In a joint press release yesterday, the Private Sector Organisation of Jamaica, the Jamaica Chamber of Commerce, and the Jamaica Manufacturers and Exporters Association expressed concerns over the high costs associated with bringing cases before the IDT, labelling as unfair some of the rulings handed down. They are also calling on Labour Minister Shahine Robinson to move swiftly to revise the Labour Relations Code of 1976, adding that current laws inhibit the ability to efficiently operate businesses and to attract investment, which can negatively impact productivity and growth.
“In an environment where micro, small, and medium enterprises (MSMEs) make up 97 per cent of our classified taxpaying businesses, our labour laws and the code are complex and difficult to navigate,” the groups contend.
They pointed to the human resource management issues rocking the state-owned oil refinery Petrojam as an example of the hurdles private-sector companies face when they attempt to carry out disciplinary actions against employees.

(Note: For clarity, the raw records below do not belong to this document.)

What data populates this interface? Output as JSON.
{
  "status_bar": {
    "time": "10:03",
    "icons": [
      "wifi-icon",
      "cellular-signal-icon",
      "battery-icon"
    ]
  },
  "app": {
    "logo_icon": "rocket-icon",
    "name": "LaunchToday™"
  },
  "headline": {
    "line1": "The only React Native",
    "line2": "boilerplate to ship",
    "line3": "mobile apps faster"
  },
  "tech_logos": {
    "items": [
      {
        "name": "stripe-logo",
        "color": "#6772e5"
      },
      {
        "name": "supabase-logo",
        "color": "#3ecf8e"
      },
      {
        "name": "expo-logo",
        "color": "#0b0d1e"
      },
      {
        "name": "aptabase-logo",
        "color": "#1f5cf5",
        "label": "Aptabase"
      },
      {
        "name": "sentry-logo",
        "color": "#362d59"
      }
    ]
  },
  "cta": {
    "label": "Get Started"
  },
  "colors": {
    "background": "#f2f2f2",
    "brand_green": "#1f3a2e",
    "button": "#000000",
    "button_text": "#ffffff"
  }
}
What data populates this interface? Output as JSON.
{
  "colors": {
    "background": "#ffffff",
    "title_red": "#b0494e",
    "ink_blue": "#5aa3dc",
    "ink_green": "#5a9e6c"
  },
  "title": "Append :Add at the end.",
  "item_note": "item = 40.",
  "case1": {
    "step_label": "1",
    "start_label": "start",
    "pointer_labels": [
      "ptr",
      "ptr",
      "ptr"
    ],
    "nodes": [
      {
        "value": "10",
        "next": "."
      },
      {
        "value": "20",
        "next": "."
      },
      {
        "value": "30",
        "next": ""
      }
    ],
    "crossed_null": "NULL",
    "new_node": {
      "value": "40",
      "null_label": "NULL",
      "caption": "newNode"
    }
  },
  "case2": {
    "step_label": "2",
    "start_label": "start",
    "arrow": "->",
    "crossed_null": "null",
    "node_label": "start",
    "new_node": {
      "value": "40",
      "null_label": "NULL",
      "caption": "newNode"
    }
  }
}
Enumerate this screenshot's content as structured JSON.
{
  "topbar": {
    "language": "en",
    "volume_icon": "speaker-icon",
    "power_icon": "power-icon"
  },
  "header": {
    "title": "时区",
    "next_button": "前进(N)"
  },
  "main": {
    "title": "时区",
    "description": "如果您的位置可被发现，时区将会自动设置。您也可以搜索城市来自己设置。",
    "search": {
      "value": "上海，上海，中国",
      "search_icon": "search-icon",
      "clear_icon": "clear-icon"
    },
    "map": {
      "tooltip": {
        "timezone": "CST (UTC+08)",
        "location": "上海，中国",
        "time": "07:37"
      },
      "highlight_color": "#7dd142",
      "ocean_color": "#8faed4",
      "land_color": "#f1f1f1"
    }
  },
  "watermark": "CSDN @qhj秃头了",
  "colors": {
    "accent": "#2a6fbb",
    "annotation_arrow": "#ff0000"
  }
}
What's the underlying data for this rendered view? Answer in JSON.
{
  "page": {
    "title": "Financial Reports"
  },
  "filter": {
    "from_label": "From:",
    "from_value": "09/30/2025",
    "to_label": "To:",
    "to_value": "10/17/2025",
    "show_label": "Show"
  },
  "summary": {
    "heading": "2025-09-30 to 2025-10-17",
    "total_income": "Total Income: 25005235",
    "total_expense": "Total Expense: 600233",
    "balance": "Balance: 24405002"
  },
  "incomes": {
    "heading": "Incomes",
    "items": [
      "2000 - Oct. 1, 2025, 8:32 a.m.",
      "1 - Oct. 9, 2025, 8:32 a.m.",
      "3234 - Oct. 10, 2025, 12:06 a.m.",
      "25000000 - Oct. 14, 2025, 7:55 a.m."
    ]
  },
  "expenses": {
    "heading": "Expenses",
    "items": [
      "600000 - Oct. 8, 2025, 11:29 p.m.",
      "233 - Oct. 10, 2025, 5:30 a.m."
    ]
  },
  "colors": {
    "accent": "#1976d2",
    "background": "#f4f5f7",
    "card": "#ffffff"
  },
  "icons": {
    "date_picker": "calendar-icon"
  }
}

But Danny Roberts, head of the Hugh Lawson Shearer Trade Union Institute, told The Gleaner yesterday that he was puzzled at the complaint.
“I am yet to see any evidence which shows me that many of the cases which have been ruled in favour of the employee when it comes to unjustifiable dismissal, that those rulings have not been signed by the employers’ representatives. I am not aware of it.
“But what I am aware of is that the vast majority of cases of unfair dismissal upheld by the tribunal have the full endorsement of the employers’ representative,” Roberts said.
Failed to follow due process
According to the long-time trade unionist, employers often run into problems when they do not follow the regulations when seeking to carry out disciplinary actions, and as a result, they sometimes lose, even when employees were in the wrong.
“If employers, therefore, go through due process and terminate, once due process has been completed, the tribunal cannot overturn the decision. Where the IDT has overturned every decision made by the employers, it is when the employer has failed to follow due process. It’s called vigilante justice,” Roberts said.
Roberts admitted, though, that many policies and legislation governing labour are outdated.
“The Employee Redundancy and Termination Payment Act needs to be reviewed, the Labour Relations and Industrial Act needs to be reviewed, the Labour Relations Code needs to be reviewed, the Maternity Law needs to be reviewed. All of these acts need to be reviewed to ensure that they maintain some level of currency, equity, and fairness.”